Pour en revenir à Madeleine, il était bien arrêté qu’elle ne serait point de la fête, mais qu’elle la verrait seulement en passant pour aller chez le boulanger : sa pauvre maman devait garder le lit toute la journée, et il fallait qu’elle fût bien malade, car elle était endurcie au travail et à la peine. Madeleine sentit une émotion inaccoutumée au premier son du tambourin des bateleurs, elle sauta involontairement ; mais son bon cœur lui dit que, à cause de sa maman malade et malheureuse, il ne fallait même pas penser à la fête. Elle se mit donc à balayer tout gentiment la grande chambre ouvrant sur la plaine, puis elle balaya aussi, et avec autant de soin, la petite pièce du fond qui était fort étroite et obscure. Madeleine savait qu’on doit entretenir la propreté partout, aussi bien dans les coins les plus secrets et les plus sombres que dans le milieu de la chambre. Fidèle à ce principe, qu’elle tenait de sa mère, notre ménagère allait et venait avec son balai, c’était plaisir à voir. C’est qu’elle n’aimait pas la poussière, suivante ordinaire de la paresse. De son lit, la maman qui ne dormait pas se disait :
« Elle sera bonne ouvrière, elle ne craindra pas sa peine : oh ! la brave enfant que j’ai là ! »

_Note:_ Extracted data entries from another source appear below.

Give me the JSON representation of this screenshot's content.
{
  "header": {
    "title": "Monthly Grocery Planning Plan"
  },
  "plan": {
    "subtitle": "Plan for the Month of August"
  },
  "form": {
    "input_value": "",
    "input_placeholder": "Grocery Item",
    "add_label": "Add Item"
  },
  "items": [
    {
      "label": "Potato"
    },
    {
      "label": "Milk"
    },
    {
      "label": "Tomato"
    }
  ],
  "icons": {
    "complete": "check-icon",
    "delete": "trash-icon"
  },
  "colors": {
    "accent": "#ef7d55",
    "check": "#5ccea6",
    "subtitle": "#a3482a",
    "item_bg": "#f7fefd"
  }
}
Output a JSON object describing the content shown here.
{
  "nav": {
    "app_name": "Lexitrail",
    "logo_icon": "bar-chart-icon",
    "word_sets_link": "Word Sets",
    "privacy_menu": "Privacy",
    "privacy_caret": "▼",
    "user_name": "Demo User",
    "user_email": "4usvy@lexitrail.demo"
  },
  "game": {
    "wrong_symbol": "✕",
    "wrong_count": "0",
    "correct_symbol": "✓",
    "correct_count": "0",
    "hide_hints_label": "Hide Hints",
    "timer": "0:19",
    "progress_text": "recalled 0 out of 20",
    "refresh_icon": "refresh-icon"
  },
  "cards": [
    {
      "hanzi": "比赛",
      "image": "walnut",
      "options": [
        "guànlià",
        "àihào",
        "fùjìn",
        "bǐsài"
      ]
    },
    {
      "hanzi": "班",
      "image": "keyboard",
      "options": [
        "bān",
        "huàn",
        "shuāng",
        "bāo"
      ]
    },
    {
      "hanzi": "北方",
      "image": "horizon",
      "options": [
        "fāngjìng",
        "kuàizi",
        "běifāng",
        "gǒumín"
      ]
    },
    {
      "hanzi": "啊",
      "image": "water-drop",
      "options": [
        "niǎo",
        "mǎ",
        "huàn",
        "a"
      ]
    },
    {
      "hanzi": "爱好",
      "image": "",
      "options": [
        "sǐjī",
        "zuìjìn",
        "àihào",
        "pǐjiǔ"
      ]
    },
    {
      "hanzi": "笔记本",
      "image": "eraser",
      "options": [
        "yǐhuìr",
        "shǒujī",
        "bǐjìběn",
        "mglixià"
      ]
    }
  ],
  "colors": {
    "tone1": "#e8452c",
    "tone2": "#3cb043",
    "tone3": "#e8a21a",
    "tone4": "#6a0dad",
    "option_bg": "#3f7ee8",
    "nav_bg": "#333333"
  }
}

En effet, Madeleine se tourna et se retourna si vite et si bien que rien ne souffrit dans ce petit intérieur. L’œil d’un étranger eût pu se méprendre et attribuer à l’aisance l’aspect riant et soigné de la chambre. Les enfants proprement habillés jouaient devant la maison. Madeleine un peu lasse mais tout heureuse de s’être rendue utile, vint s’asseoir au pied du lit de sa mère et se mit à causer avec elle pour lui faire du bien, car elle sentait qu’il y a une véritable puissance dans le cœur et dans la parole d’une enfant tendrement chérie. Cependant Brigitte était bien fatiguée, elle avait lutté longtemps contre la maladie, l’heure était venue de souffrir.
CHAPITRE II
L’héritière du château
À cent pas de la chaumière de Brigitte, il y avait une grande et belle propriété appartenant à une autre veuve nommée Mme Tenassy. Cette dame était riche et paraissait heureuse. En voyant de loin les arbres majestueux de son parc, les passants disaient : « Qu’on doit être bien sous ces dômes de verdure ! » Et pourtant, dans sa splendide demeure, on connaissait les larmes, on se cachait pour en verser. Non, ce n’est pas le plus ou le moins de fortune qui rend joyeux, c’est uniquement le contentement intérieur.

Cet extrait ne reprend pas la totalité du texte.